Monkeypox hanya dapat didiagnosis jika virusnya dapat diidentifikasi dengan berbagai tes yang dilakukan di laboratorium khusus. Jika dicurigai adanya monkeypox, petugas medis harus mengumpulkan sampel yang sesuai dan menbawanya dengan aman ke laboratorium yang sesuai. Sampel diagnostik yang optimal adalah dari luka berupa eksudat luka atau kasa berkrusta yang disimpan dalam tabung kering dan steril serta disimpan pada suhu dingin.

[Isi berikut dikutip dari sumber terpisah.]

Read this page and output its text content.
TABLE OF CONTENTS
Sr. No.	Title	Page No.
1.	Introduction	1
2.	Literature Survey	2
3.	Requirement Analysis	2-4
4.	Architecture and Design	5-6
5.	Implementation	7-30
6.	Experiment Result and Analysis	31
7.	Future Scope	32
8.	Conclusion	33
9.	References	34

Darah dan serum dapat digunakan tetapi seringkali tidak dapat disimpulkan karena singkatnya waktu bertahan hidup virus dalam darah dan faktor-faktor yang ada pada saat pengambilan sampel. Untuk menafsirkan hasil tes, sangat penting bahwa sampel disertai dengan informasi pasien termasuk :
- Perkiraan tanggal timbulnya demam.
- Tanggal timbulnya ruam.
- Tanggal pengambilan sampel.
- Kondisi orang tersebut saat ini (tahap ruam).